Steam is the gaseous state of water where the majority of the gas pressure is created by water molecules. This differs from humidified gas, where water vapor is a minor component of the gas mixture. Ideally, steam is composed only of H_{2}O molecules. However, steam may also contain other molecules such as metals, urea, volatiles, chlorine, particles, microdroplets, and organics in reality. To be considered ultra high purity, steam must not have contaminants above a certain limit. Typical values for semiconductor are at part per billion (ppb) for any specific contaminant by volume. This is an arbitrary definition and is frequently set by the user.

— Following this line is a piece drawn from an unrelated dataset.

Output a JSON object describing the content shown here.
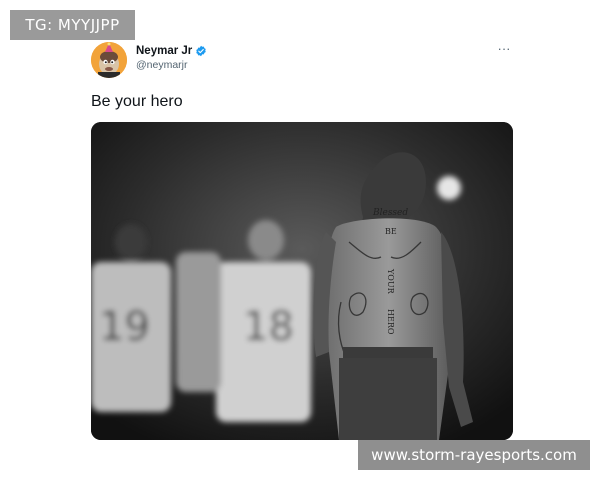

Impurities in water are entrained into the steam as it is generated, and more may migrate into the steam from process piping materials as it is conducted to the process. These impurities or contaminants can be quite harmful when the steam is an ingredient in industrial manufacturing processes. As microelectronic device size and geometry shrink, the susceptibility to damage from contaminants grows. This requires intervention through the use of filters, selective membranes or other techniques to clean the water or steam before delivery to process.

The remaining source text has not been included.